The actress shared the toxic details of her first marriage, “A part of it was like keeping up with his activities, like, ‘Oh, that’s what you’re doing? You’re going to feel this one,’ and I just felt entitled to it as well,” Union shared. “I was paying all the bills, I was working my a– off, and I felt like that’s what comes, the spoils of riches.”
“Like my dad before me, whoever has the most gets to do whatever the hell they want is what I thought,” she added. “It was just dysfunctional from day one.”
Union met her ex-husband, Howard, met at a party in 1999 in Jacksonville, Fla, and wed in 2001. The pair separated in November 2005 after four years of marriage. During the podcast, Union got candid about her experience in couples therapy with Howard. The Bring It On star remembered a therapist telling her and Howard that she did not understand “how you guys made it out of the dating phase” when they explored marriage counseling.
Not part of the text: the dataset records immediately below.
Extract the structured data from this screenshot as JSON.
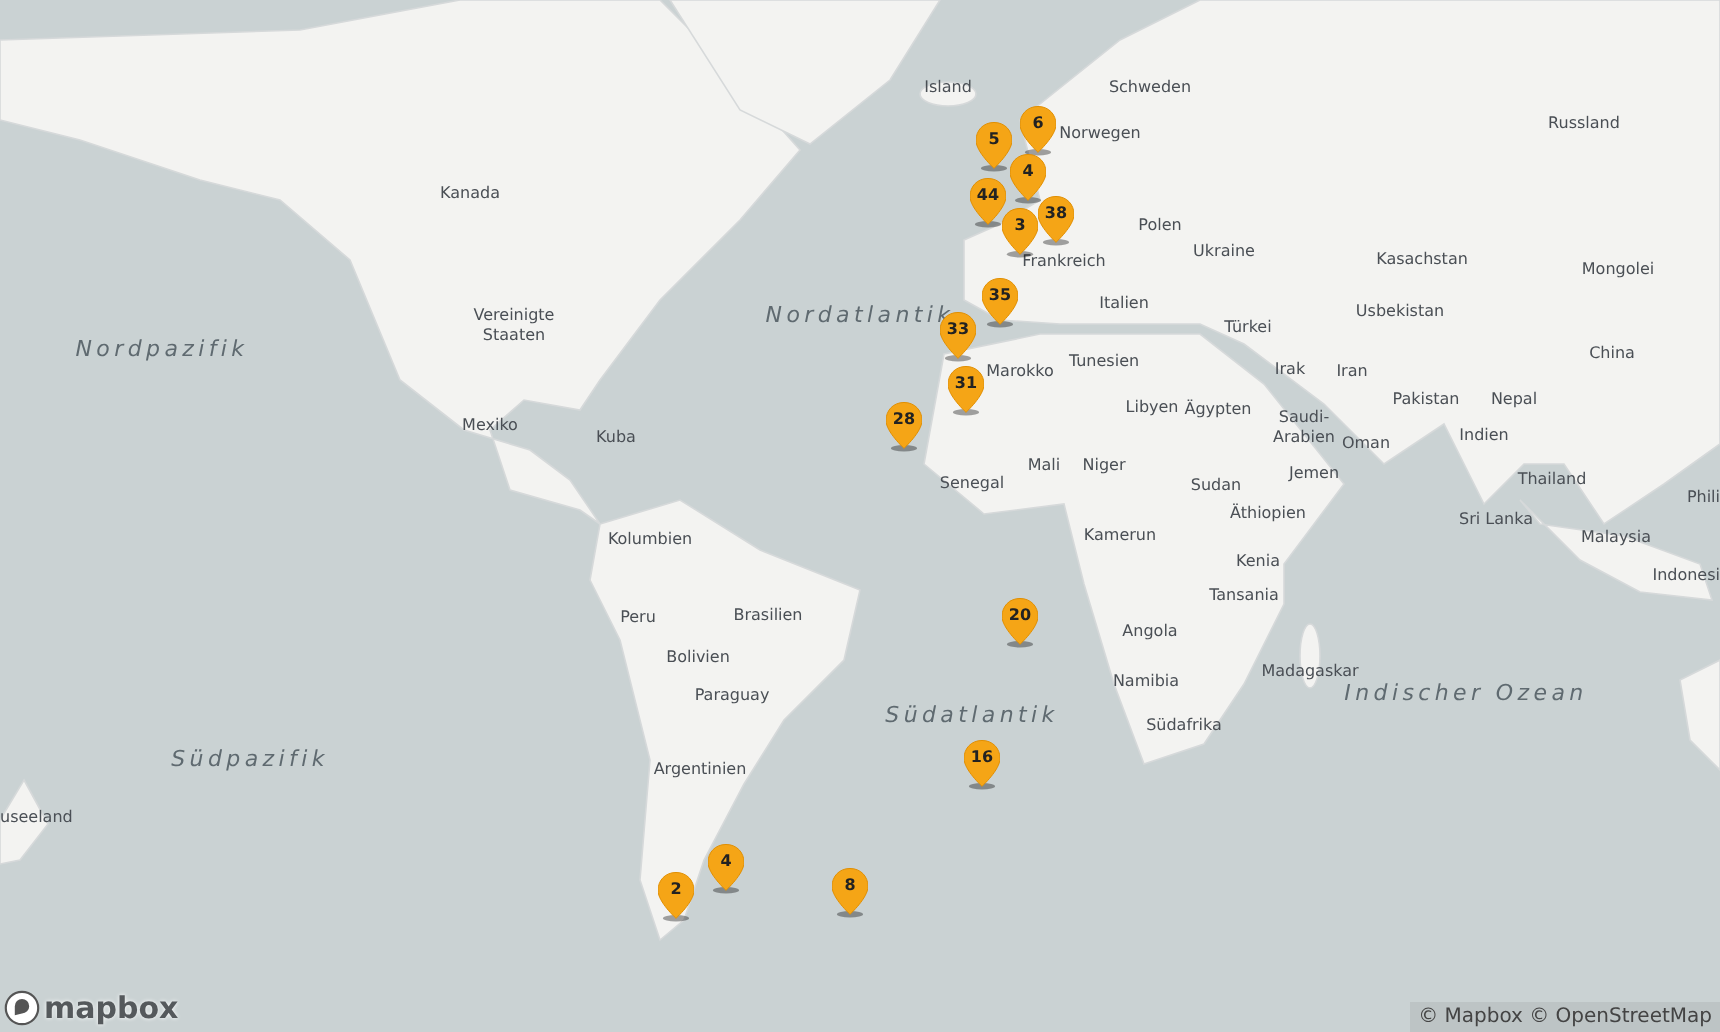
{
  "map": {
    "labels": [
      {
        "text": "Island",
        "kind": "place"
      },
      {
        "text": "Schweden",
        "kind": "place"
      },
      {
        "text": "Norwegen",
        "kind": "place"
      },
      {
        "text": "Russland",
        "kind": "place"
      },
      {
        "text": "Kanada",
        "kind": "place"
      },
      {
        "text": "Polen",
        "kind": "place"
      },
      {
        "text": "Ukraine",
        "kind": "place"
      },
      {
        "text": "Kasachstan",
        "kind": "place"
      },
      {
        "text": "Mongolei",
        "kind": "place"
      },
      {
        "text": "Frankreich",
        "kind": "place"
      },
      {
        "text": "Italien",
        "kind": "place"
      },
      {
        "text": "Vereinigte Staaten",
        "kind": "place"
      },
      {
        "text": "Nordatlantik",
        "kind": "ocean"
      },
      {
        "text": "Nordpazifik",
        "kind": "ocean"
      },
      {
        "text": "Türkei",
        "kind": "place"
      },
      {
        "text": "Usbekistan",
        "kind": "place"
      },
      {
        "text": "China",
        "kind": "place"
      },
      {
        "text": "Tunesien",
        "kind": "place"
      },
      {
        "text": "Marokko",
        "kind": "place"
      },
      {
        "text": "Irak",
        "kind": "place"
      },
      {
        "text": "Iran",
        "kind": "place"
      },
      {
        "text": "Pakistan",
        "kind": "place"
      },
      {
        "text": "Nepal",
        "kind": "place"
      },
      {
        "text": "Libyen",
        "kind": "place"
      },
      {
        "text": "Ägypten",
        "kind": "place"
      },
      {
        "text": "Saudi-Arabien",
        "kind": "place"
      },
      {
        "text": "Oman",
        "kind": "place"
      },
      {
        "text": "Indien",
        "kind": "place"
      },
      {
        "text": "Mexiko",
        "kind": "place"
      },
      {
        "text": "Kuba",
        "kind": "place"
      },
      {
        "text": "Senegal",
        "kind": "place"
      },
      {
        "text": "Mali",
        "kind": "place"
      },
      {
        "text": "Niger",
        "kind": "place"
      },
      {
        "text": "Sudan",
        "kind": "place"
      },
      {
        "text": "Jemen",
        "kind": "place"
      },
      {
        "text": "Thailand",
        "kind": "place"
      },
      {
        "text": "Phili",
        "kind": "place"
      },
      {
        "text": "Äthiopien",
        "kind": "place"
      },
      {
        "text": "Sri Lanka",
        "kind": "place"
      },
      {
        "text": "Kolumbien",
        "kind": "place"
      },
      {
        "text": "Kamerun",
        "kind": "place"
      },
      {
        "text": "Malaysia",
        "kind": "place"
      },
      {
        "text": "Indonesi",
        "kind": "place"
      },
      {
        "text": "Kenia",
        "kind": "place"
      },
      {
        "text": "Tansania",
        "kind": "place"
      },
      {
        "text": "Peru",
        "kind": "place"
      },
      {
        "text": "Brasilien",
        "kind": "place"
      },
      {
        "text": "Angola",
        "kind": "place"
      },
      {
        "text": "Madagaskar",
        "kind": "place"
      },
      {
        "text": "Bolivien",
        "kind": "place"
      },
      {
        "text": "Paraguay",
        "kind": "place"
      },
      {
        "text": "Namibia",
        "kind": "place"
      },
      {
        "text": "Südatlantik",
        "kind": "ocean"
      },
      {
        "text": "Indischer Ozean",
        "kind": "ocean"
      },
      {
        "text": "Südafrika",
        "kind": "place"
      },
      {
        "text": "Südpazifik",
        "kind": "ocean"
      },
      {
        "text": "Argentinien",
        "kind": "place"
      },
      {
        "text": "useeland",
        "kind": "place"
      }
    ]
  },
  "markers": [
    {
      "label": "6"
    },
    {
      "label": "5"
    },
    {
      "label": "4"
    },
    {
      "label": "44"
    },
    {
      "label": "3"
    },
    {
      "label": "38"
    },
    {
      "label": "35"
    },
    {
      "label": "33"
    },
    {
      "label": "31"
    },
    {
      "label": "28"
    },
    {
      "label": "20"
    },
    {
      "label": "16"
    },
    {
      "label": "8"
    },
    {
      "label": "4"
    },
    {
      "label": "2"
    }
  ],
  "logo": {
    "text": "mapbox"
  },
  "attribution": "© Mapbox © OpenStreetMap"
}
“And [she said] we should probably look for a way to amicably dissolve… because you have not one thing in common, no morals, no values,” Union added of her attempt at therapy with Howard. “The only thing you have in common is other people, so why don’t you just go be with other people?”
Union also shared that her need for validation caused a lot of undoing within her first marriage.
“In hindsight, yes, I needed something from them that I was not providing for myself, and neither was my marriage, but I think I provided something for them too,” she added.
“Guys can be just as big as groupies – if not more – than women, so it was a trade off… We were both crappy people going through s— and clearly not going to enough therapy.”